Publié le 30.04.2021

 

À découvrir au Théâtre de Vidy du 4 au 12 mai, L’Etang est un récit de jeunesse, écrit en dialecte bernois par l’écrivain suisse Robert Walser. La fable navigue autour d’un faux suicide mis en scène et abyme. Ceci pour éprouver tant l’amour maternel que le poids mortifère des conventions sociales.

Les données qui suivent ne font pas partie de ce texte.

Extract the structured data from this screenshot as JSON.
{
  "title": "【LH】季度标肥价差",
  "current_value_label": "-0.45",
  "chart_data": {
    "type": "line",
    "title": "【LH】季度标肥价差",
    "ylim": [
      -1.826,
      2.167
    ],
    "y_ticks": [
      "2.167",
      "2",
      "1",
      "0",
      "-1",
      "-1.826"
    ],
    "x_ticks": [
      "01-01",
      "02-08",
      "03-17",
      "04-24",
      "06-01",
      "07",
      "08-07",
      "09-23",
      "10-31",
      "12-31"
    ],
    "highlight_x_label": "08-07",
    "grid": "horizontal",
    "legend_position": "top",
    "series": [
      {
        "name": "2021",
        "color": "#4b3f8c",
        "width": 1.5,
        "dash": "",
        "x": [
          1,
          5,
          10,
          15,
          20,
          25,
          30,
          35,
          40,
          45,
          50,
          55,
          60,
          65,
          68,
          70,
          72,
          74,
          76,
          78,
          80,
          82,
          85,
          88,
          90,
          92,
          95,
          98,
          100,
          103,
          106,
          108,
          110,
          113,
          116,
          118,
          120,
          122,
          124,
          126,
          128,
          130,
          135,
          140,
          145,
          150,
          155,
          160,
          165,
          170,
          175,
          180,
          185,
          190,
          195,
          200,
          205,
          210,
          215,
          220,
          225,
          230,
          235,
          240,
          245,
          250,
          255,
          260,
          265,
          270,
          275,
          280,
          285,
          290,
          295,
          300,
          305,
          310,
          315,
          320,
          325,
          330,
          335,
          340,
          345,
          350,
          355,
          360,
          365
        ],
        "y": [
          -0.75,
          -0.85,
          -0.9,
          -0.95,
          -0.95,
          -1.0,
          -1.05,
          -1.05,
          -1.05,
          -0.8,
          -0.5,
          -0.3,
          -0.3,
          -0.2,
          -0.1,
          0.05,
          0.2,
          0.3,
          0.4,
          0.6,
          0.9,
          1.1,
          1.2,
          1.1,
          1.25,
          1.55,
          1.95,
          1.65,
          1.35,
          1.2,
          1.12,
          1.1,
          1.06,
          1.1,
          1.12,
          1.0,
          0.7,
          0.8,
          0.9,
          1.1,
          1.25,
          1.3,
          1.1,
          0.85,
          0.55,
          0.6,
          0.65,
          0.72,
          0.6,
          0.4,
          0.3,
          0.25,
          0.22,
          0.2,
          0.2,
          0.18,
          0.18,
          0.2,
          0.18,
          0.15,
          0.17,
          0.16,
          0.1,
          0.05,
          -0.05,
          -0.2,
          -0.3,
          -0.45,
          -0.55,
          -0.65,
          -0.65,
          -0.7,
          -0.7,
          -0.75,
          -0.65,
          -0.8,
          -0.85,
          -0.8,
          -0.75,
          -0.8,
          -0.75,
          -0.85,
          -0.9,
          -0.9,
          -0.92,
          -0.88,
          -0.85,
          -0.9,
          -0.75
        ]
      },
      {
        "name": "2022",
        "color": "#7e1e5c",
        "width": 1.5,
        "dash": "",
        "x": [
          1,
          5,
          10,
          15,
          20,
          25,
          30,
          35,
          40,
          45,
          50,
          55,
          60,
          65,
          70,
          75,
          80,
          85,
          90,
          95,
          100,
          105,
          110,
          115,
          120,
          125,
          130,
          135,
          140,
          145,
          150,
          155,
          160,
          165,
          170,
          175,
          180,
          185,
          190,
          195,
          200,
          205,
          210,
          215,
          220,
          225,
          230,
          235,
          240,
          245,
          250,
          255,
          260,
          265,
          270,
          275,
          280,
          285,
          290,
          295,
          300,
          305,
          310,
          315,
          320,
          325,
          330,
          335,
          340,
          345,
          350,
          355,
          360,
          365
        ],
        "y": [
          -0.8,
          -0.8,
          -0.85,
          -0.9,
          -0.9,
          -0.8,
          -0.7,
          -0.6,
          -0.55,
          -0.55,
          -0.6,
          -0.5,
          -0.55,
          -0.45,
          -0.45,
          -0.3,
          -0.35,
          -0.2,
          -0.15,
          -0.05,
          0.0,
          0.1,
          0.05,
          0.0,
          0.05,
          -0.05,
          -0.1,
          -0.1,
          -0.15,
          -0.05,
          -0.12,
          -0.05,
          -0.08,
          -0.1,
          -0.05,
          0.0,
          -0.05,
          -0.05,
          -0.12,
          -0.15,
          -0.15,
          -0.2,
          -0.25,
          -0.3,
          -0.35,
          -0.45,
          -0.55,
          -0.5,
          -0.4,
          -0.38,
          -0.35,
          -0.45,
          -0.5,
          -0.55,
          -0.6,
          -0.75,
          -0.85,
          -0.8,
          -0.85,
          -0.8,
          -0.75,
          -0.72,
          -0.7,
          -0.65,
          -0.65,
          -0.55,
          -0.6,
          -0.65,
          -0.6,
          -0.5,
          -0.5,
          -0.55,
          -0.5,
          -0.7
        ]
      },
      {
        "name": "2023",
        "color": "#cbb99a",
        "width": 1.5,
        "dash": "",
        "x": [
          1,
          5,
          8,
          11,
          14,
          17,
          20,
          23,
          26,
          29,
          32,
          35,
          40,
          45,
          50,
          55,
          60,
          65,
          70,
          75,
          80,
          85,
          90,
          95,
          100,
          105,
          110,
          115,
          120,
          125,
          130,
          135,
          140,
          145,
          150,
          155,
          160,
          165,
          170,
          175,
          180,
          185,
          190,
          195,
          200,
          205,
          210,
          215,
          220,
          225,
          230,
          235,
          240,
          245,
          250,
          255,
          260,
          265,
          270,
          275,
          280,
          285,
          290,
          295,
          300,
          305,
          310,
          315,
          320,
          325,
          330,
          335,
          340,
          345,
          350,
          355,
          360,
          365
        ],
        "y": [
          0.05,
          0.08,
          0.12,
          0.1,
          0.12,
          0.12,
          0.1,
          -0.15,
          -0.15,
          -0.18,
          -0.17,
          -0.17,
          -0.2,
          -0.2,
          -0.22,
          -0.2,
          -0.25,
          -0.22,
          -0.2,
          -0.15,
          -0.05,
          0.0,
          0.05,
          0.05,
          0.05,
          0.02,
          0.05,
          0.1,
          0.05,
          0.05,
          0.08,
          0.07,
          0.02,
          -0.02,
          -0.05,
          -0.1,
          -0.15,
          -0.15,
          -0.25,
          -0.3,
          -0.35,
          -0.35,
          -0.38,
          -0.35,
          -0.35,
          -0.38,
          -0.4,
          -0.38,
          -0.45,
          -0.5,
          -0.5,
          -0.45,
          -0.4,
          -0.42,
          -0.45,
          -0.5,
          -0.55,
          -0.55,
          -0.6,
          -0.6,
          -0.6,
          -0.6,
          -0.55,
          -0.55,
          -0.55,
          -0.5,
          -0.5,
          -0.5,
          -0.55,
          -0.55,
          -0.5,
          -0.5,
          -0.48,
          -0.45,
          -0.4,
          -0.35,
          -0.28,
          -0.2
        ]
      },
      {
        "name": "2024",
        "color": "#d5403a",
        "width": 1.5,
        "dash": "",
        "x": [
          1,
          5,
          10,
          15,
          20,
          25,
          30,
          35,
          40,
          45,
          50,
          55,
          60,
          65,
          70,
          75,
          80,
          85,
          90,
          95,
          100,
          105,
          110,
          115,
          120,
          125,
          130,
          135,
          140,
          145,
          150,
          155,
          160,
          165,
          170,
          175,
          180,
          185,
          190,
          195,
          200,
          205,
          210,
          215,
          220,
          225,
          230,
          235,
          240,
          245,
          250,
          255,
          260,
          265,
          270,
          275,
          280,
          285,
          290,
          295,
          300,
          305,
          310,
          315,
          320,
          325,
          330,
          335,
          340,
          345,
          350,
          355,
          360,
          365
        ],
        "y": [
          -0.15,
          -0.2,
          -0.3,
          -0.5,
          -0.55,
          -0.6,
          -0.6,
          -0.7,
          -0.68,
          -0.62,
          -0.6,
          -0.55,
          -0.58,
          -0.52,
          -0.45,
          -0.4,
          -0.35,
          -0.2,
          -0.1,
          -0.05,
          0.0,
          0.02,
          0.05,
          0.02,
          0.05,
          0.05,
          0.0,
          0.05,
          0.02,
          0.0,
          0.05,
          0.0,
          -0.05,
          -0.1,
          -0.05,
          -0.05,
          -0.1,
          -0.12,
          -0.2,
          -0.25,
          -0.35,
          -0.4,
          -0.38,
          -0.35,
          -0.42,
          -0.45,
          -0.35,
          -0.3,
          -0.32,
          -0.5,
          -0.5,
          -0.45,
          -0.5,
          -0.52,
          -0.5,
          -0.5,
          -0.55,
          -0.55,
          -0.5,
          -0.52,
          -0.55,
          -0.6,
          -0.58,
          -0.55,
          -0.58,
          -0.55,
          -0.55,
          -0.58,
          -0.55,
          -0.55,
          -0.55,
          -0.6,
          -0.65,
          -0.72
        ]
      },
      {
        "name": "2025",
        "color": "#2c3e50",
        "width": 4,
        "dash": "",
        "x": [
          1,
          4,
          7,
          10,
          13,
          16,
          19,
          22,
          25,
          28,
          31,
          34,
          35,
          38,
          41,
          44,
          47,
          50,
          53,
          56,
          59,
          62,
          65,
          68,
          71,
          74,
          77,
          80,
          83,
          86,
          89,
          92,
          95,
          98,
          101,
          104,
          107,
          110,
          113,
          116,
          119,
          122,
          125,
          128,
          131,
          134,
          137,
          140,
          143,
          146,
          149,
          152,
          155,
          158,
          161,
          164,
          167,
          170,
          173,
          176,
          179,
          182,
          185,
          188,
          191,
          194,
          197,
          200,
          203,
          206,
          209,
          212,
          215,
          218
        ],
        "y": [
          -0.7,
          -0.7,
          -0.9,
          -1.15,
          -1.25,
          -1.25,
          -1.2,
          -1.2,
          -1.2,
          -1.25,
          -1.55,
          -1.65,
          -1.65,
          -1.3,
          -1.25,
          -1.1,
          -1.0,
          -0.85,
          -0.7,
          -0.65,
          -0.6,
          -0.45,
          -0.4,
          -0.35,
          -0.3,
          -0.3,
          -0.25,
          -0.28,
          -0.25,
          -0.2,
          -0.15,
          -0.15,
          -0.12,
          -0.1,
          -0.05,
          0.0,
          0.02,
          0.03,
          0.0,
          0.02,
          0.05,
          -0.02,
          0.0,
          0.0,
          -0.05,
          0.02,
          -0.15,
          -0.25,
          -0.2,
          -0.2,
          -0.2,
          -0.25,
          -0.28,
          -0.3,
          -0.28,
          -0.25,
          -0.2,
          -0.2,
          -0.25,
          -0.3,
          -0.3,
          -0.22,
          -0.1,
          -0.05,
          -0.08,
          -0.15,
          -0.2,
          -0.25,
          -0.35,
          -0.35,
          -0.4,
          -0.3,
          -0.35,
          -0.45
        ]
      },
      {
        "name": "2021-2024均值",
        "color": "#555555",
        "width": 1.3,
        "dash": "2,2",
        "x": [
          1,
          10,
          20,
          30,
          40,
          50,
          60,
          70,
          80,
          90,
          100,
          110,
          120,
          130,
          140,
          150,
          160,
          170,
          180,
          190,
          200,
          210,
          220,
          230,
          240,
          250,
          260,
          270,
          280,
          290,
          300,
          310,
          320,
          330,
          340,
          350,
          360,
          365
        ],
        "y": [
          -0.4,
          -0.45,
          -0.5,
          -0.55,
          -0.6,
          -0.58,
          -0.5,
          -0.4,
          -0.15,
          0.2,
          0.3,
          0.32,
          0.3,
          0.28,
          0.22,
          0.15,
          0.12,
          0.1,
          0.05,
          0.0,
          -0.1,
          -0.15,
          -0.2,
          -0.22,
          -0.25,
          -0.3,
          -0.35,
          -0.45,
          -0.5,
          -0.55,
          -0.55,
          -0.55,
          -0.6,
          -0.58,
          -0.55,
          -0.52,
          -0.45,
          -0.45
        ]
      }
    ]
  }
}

Pour ce texte, la chorégraphe, metteure en scène et scénographe Gisèle Vienne renoue avec un mouvement magnifiquement ralenti. Celui-ci magnétisa l’attention dans la rave légendaire de sa chorégraphie Crowd visant à changer l’état de corps et d’être du regardeur. Avec L’Etang, l’artiste pose un univers ambigu ouvrant sur des corps et âmes parfois tourmentés à l’adolescence. Ne sont-ils pas pris entre réalités familiales, identitaires, fantasmes et violences. Dans la voix et la posture somatique du narrateur, Fritz, Adèle Haenel favorise une vraie métamorphose de regard et de l’écoute. De même, pour Ruth Vega Fernandez traversée par les voix aussi dissociées et infimes mouvements d’autres figures de L’Etang. Face au cube de scène d’une blancheur immaculée, comment ne pas songer à la dépouille de Robert Walser mort dans les neiges de l’enfance en décembre 1956 à Herisau? Rencontre avec une sourcière d’états sous-jacents subvertissant doucement nos seuils de la perception, Gisèle Vienne. Qui connut bien la philosophie au gré de ses études et l’underground genevois.


 

Quelle est votre approche du texte de Robert Walser?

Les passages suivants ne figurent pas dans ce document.